Se acerca el día de muertos y viene bien recordar algunas verdades fundamentales en la existencia humana, como es el día preciso en que dejaremos este mundo.
Siempre me han ayudado a reflexionar sobre este tema, las palabras de ese punto del libro “Camino” de San Josemaría Escrivá de Balaguer en que escribe: “¿Has visto, en una tarde triste de otoño, caer las hojas muertas? Así caen cada día las almas en la eternidad: un día, la hoja caída serás tú” (No. 736).
En fecha reciente, un amigo mío, escritor y periodista, falleció de un infarto fulminante mientras daba una clase y sin tener antecedentes de padecimientos cardiacos. También, hace pocas semanas, el hermano de otro amigo mío, médico neurocirujano, tuvo un accidente en la carretera y murió de forma instantánea, cuando se encontraba en plena madurez profesional. En ambos casos, nadie suponía que abandonarían esta vida de modo tan inesperado.
Pero ésa es la realidad a la que cada día nos enfrentamos. “Un día, la hoja caída serás tú”… Y parecería que muchas personas se aferran a esta temporal y breve residencia en la tierra como, ¡si fueran a vivir aquí por una eternidad!
Tengo la impresión de que pocas veces se reflexiona que viviremos eternamente en la Otra Vida, ante la mirada de Dios. El Señor nos ha dado la vida y nos ha concedido un puñado de años para merecer el Cielo y ser felices con Él para siempre.
Pero no hay que perder de vista que quienes viven de espaldas a la Ley de Dios, corren el peligro de condenarse; de ser juzgados por Jesucristo e ir al infierno con el demonio y sus ángeles caídos.
A muchas personas les cuesta aceptar que siendo Dios infinitamente bueno pueda destinar a las almas -que le ofendieron gravemente en esta tierra- a un lugar de tormentos y suplicios sin término, como es el infierno. Sin duda, el mayor dolor que puede experimentar una persona es no tener la esperanza de poder ver el Rostro del Señor y de gozar de la felicidad sin límites. Pero, por otra parte, no hay que olvidar que Dios es infinitamente Justo. Y concede a cada uno el premio o el castigo según sus obras y de su actuación como cristiano.

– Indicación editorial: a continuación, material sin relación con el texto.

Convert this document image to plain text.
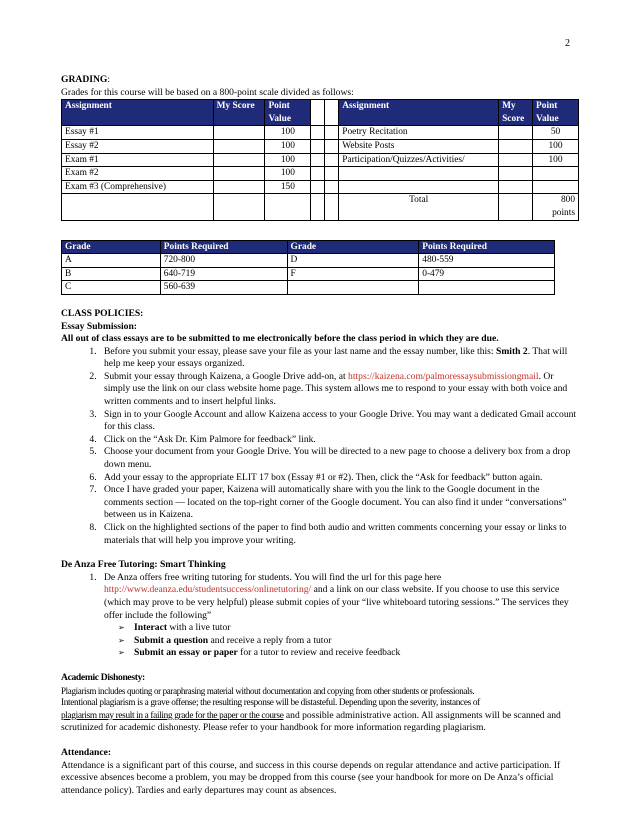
2

GRADING:

Grades for this course will be based on a 800-point scale divided as follows:

Assignment	My Score	Point Value			Assignment	My Score	Point Value
Essay #1		100			Poetry Recitation		50
Essay #2		100			Website Posts		100
Exam #1		100			Participation/Quizzes/Activities/		100
Exam #2		100					
Exam #3 (Comprehensive)		150					
					Total		800 points
Grade	Points Required	Grade	Points Required
A	720-800	D	480-559
B	640-719	F	0-479
C	560-639		

CLASS POLICIES:

Essay Submission:

All out of class essays are to be submitted to me electronically before the class period in which they are due.

1. Before you submit your essay, please save your file as your last name and the essay number, like this: Smith 2. That will help me keep your essays organized.
2. Submit your essay through Kaizena, a Google Drive add-on, at https://kaizena.com/palmoressaysubmissiongmail. Or simply use the link on our class website home page. This system allows me to respond to your essay with both voice and written comments and to insert helpful links.
3. Sign in to your Google Account and allow Kaizena access to your Google Drive. You may want a dedicated Gmail account for this class.
4. Click on the “Ask Dr. Kim Palmore for feedback” link.
5. Choose your document from your Google Drive. You will be directed to a new page to choose a delivery box from a drop down menu.
6. Add your essay to the appropriate ELIT 17 box (Essay #1 or #2). Then, click the “Ask for feedback” button again.
7. Once I have graded your paper, Kaizena will automatically share with you the link to the Google document in the comments section — located on the top-right corner of the Google document. You can also find it under “conversations” between us in Kaizena.
8. Click on the highlighted sections of the paper to find both audio and written comments concerning your essay or links to materials that will help you improve your writing.

De Anza Free Tutoring: Smart Thinking

1. De Anza offers free writing tutoring for students. You will find the url for this page here http://www.deanza.edu/studentsuccess/onlinetutoring/ and a link on our class website. If you choose to use this service (which may prove to be very helpful) please submit copies of your “live whiteboard tutoring sessions.” The services they offer include the following”
➢ Interact with a live tutor
➢ Submit a question and receive a reply from a tutor
➢ Submit an essay or paper for a tutor to review and receive feedback

Academic Dishonesty:

Plagiarism includes quoting or paraphrasing material without documentation and copying from other students or professionals.

Intentional plagiarism is a grave offense; the resulting response will be distasteful. Depending upon the severity, instances of

plagiarism may result in a failing grade for the paper or the course and possible administrative action. All assignments will be scanned and scrutinized for academic dishonesty. Please refer to your handbook for more information regarding plagiarism.

Attendance:

Attendance is a significant part of this course, and success in this course depends on regular attendance and active participation. If excessive absences become a problem, you may be dropped from this course (see your handbook for more on De Anza’s official attendance policy). Tardies and early departures may count as absences.
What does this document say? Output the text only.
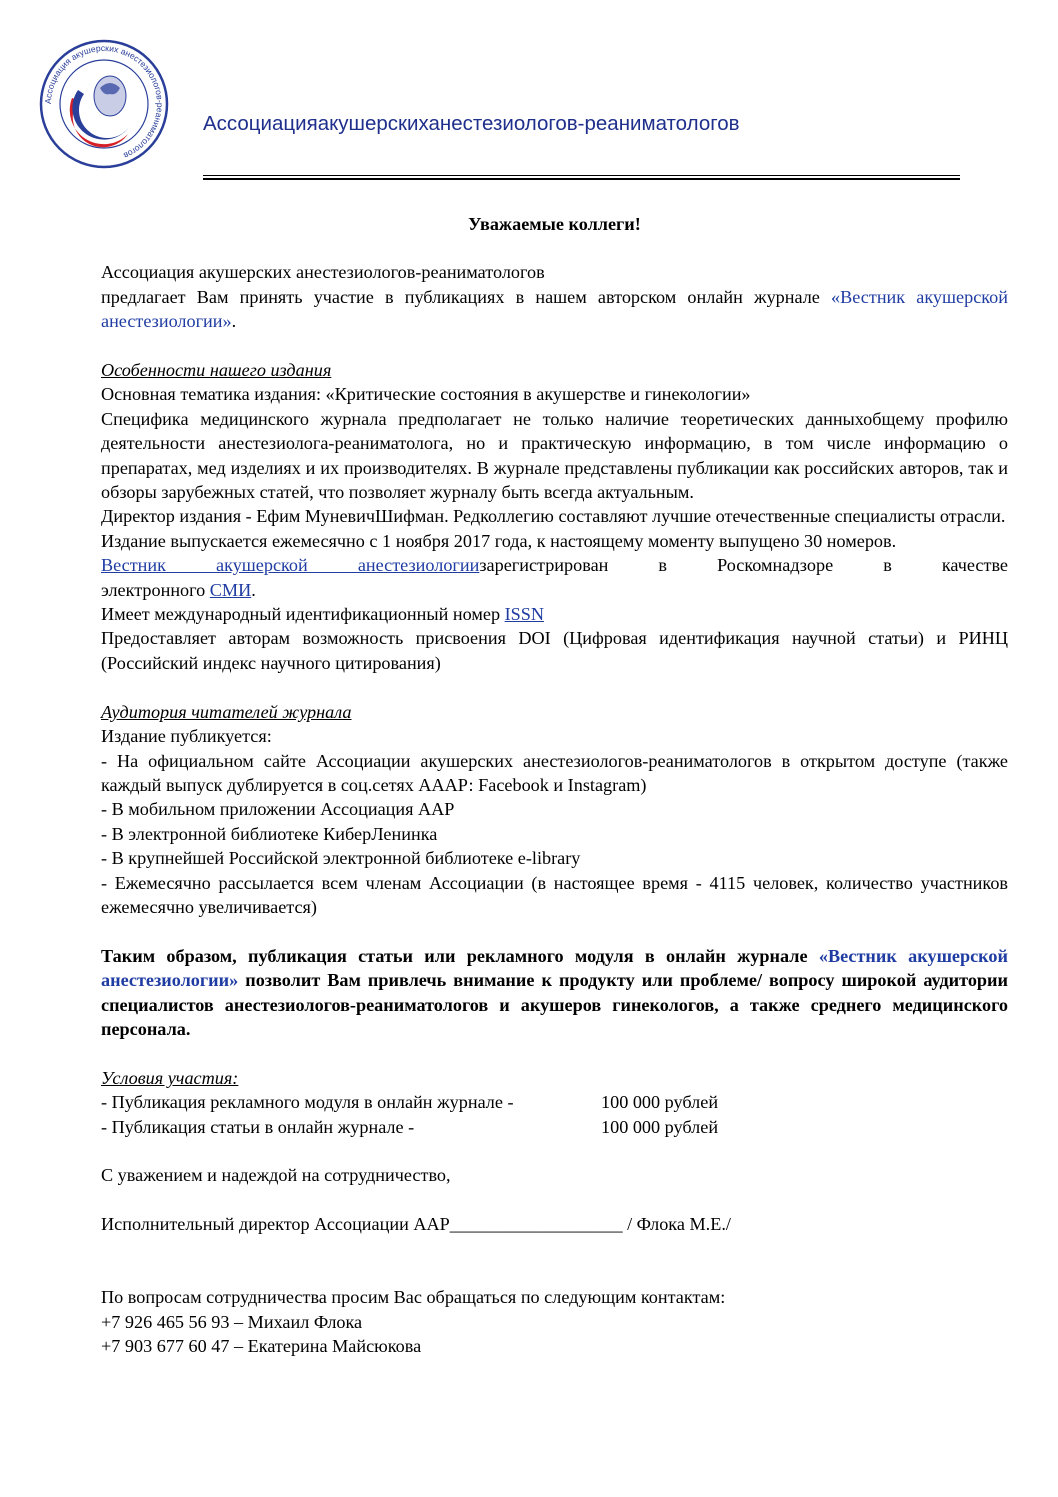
Ассоциация акушерских анестезиологов-реаниматологов
Ассоциацияакушерскиханестезиологов-реаниматологов

Уважаемые коллеги!

Ассоциация акушерских анестезиологов-реаниматологов

предлагает Вам принять участие в публикациях в нашем авторском онлайн журнале «Вестник акушерской анестезиологии».

Особенности нашего издания

Основная тематика издания: «Критические состояния в акушерстве и гинекологии»

Специфика медицинского журнала предполагает не только наличие теоретических данныхобщему профилю деятельности анестезиолога-реаниматолога, но и практическую информацию, в том числе информацию о препаратах, мед изделиях и их производителях. В журнале представлены публикации как российских авторов, так и обзоры зарубежных статей, что позволяет журналу быть всегда актуальным.

Директор издания - Ефим МуневичШифман. Редколлегию составляют лучшие отечественные специалисты отрасли.

Издание выпускается ежемесячно с 1 ноября 2017 года, к настоящему моменту выпущено 30 номеров.

Вестник акушерской анестезиологиизарегистрирован в Роскомнадзоре в качестве

электронного СМИ.

Имеет международный идентификационный номер ISSN

Предоставляет авторам возможность присвоения DOI (Цифровая идентификация научной статьи) и РИНЦ (Российский индекс научного цитирования)

Аудитория читателей журнала

Издание публикуется:

- На официальном сайте Ассоциации акушерских анестезиологов-реаниматологов в открытом доступе (также каждый выпуск дублируется в соц.сетях АААР: Facebook и Instagram)

- В мобильном приложении Ассоциация ААР

- В электронной библиотеке КиберЛенинка

- В крупнейшей Российской электронной библиотеке e-library

- Ежемесячно рассылается всем членам Ассоциации (в настоящее время - 4115 человек, количество участников ежемесячно увеличивается)

Таким образом, публикация статьи или рекламного модуля в онлайн журнале «Вестник акушерской анестезиологии» позволит Вам привлечь внимание к продукту или проблеме/ вопросу широкой аудитории специалистов анестезиологов-реаниматологов и акушеров гинекологов, а также среднего медицинского персонала.

Условия участия:

- Публикация рекламного модуля в онлайн журнале -	100 000 рублей

- Публикация статьи в онлайн журнале -	100 000 рублей

С уважением и надеждой на сотрудничество,

Исполнительный директор Ассоциации ААР___________________ / Флока М.Е./

По вопросам сотрудничества просим Вас обращаться по следующим контактам:

+7 926 465 56 93 – Михаил Флока

+7 903 677 60 47 – Екатерина Майсюкова
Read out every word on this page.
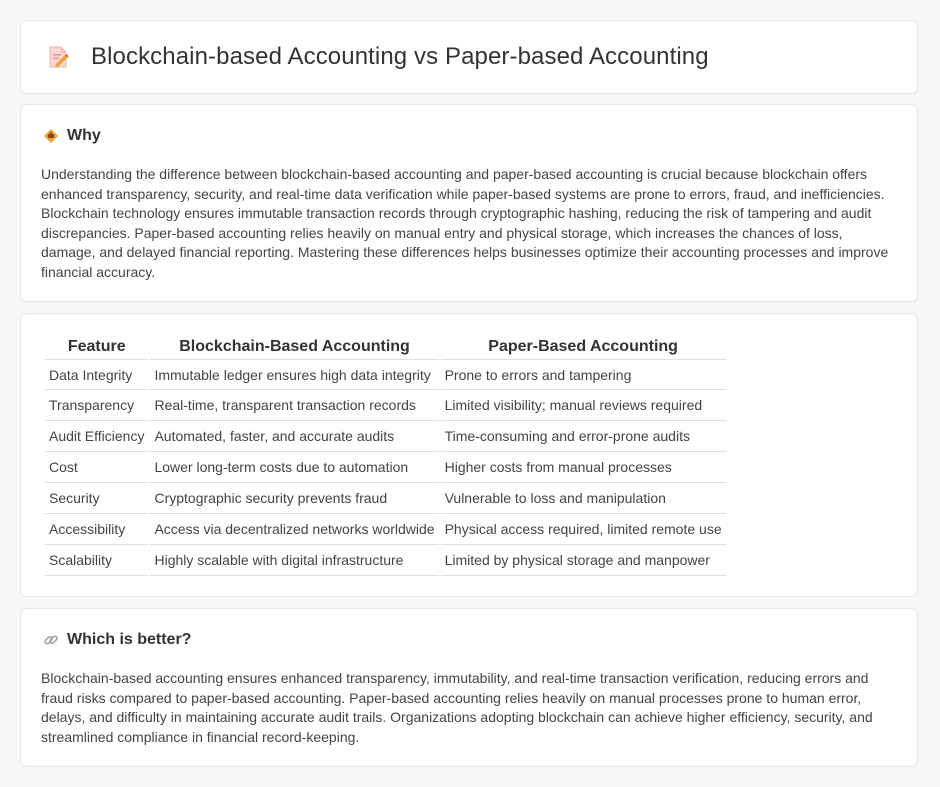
Blockchain-based Accounting vs Paper-based Accounting
Why

Understanding the difference between blockchain-based accounting and paper-based accounting is crucial because blockchain offers enhanced transparency, security, and real-time data verification while paper-based systems are prone to errors, fraud, and inefficiencies. Blockchain technology ensures immutable transaction records through cryptographic hashing, reducing the risk of tampering and audit discrepancies. Paper-based accounting relies heavily on manual entry and physical storage, which increases the chances of loss, damage, and delayed financial reporting. Mastering these differences helps businesses optimize their accounting processes and improve financial accuracy.

Feature	Blockchain-Based Accounting	Paper-Based Accounting
Data Integrity	Immutable ledger ensures high data integrity	Prone to errors and tampering
Transparency	Real-time, transparent transaction records	Limited visibility; manual reviews required
Audit Efficiency	Automated, faster, and accurate audits	Time-consuming and error-prone audits
Cost	Lower long-term costs due to automation	Higher costs from manual processes
Security	Cryptographic security prevents fraud	Vulnerable to loss and manipulation
Accessibility	Access via decentralized networks worldwide	Physical access required, limited remote use
Scalability	Highly scalable with digital infrastructure	Limited by physical storage and manpower
Which is better?

Blockchain-based accounting ensures enhanced transparency, immutability, and real-time transaction verification, reducing errors and fraud risks compared to paper-based accounting. Paper-based accounting relies heavily on manual processes prone to human error, delays, and difficulty in maintaining accurate audit trails. Organizations adopting blockchain can achieve higher efficiency, security, and streamlined compliance in financial record-keeping.
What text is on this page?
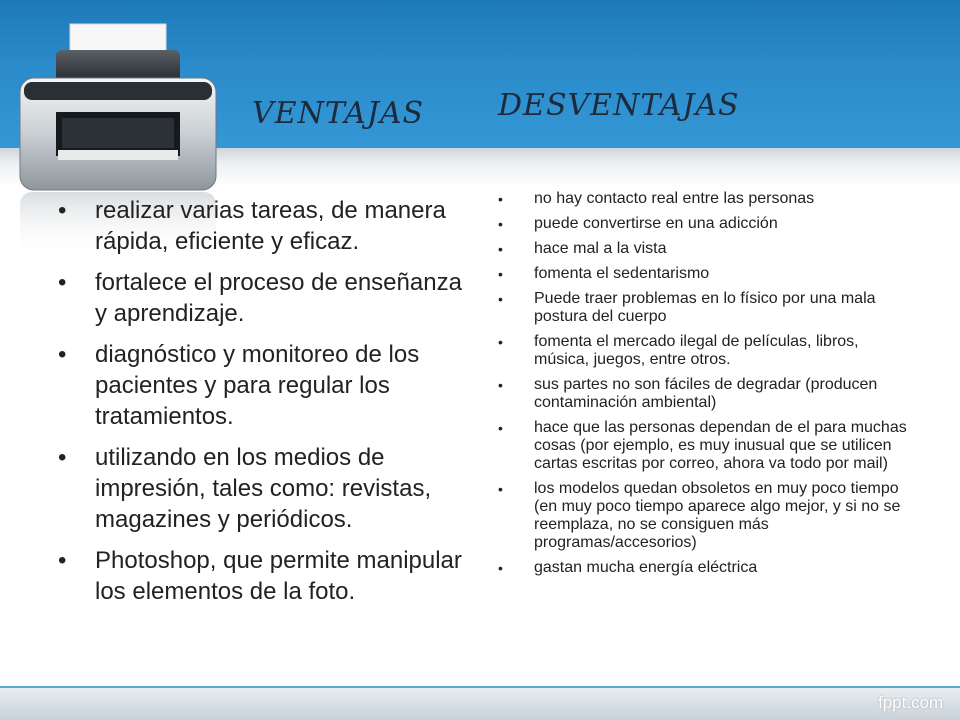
VENTAJAS DESVENTAJAS
• realizar varias tareas, de manera rápida, eficiente y eficaz.
• fortalece el proceso de enseñanza y aprendizaje.
• diagnóstico y monitoreo de los pacientes y para regular los tratamientos.
• utilizando en los medios de impresión, tales como: revistas, magazines y periódicos.
• Photoshop, que permite manipular los elementos de la foto.
• no hay contacto real entre las personas
• puede convertirse en una adicción
• hace mal a la vista
• fomenta el sedentarismo
• Puede traer problemas en lo físico por una mala postura del cuerpo
• fomenta el mercado ilegal de películas, libros, música, juegos, entre otros.
• sus partes no son fáciles de degradar (producen contaminación ambiental)
• hace que las personas dependan de el para muchas cosas (por ejemplo, es muy inusual que se utilicen cartas escritas por correo, ahora va todo por mail)
• los modelos quedan obsoletos en muy poco tiempo (en muy poco tiempo aparece algo mejor, y si no se reemplaza, no se consiguen más programas/accesorios)
• gastan mucha energía eléctrica
fppt.com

No faltan quienes imaginan que hablar de estos temas son una especie de cuentos fantasiosos, que ya nadie cree, y que se relatan por las noches para atemorizar a algunos niños miedosos. “Son cosas de tiempos pasados; todo eso está ya superado”-suelen decir.
Lo cierto es que como dice ese pensamiento: “El hombre tiene su tiempo, y Dios su eternidad”. No hay nada realizado por cada ser humano que escape a su mirada y entendimiento.
Pero no es cristiano temerle a Dios. Ante todo, Él es nuestro Padre y quiere lo mejor para nosotros. Comprende las miserias y debilidades de las personas, pero pide a cambio que cada hombre o mujer luche por corregirse a lo largo de su existencia y ponga su esfuerzo en mejorar cada día un poco más con la finalidad de imitar a ese Modelo que es Jesucristo.
Porque si se vive conforme al querer de Dios, la muerte será una buena amiga que nos facilitará el camino para ese encuentro eterno. Me vienen a la memoria, aquellas inolvidables palabras de San Juan Pablo II, poco antes de morir, quien decía en tono de súplica en su agonía y ante tantos procedimientos médicos que le aplicaban: “Déjenme ir ya a la casa de mi Padre Celestial”.
En efecto, así mueren los hombres santos, con esa confianza de estar siempre en las manos del Señor, con esa paz y serenidad, esperando el abrazo amoroso del Padre Eterno.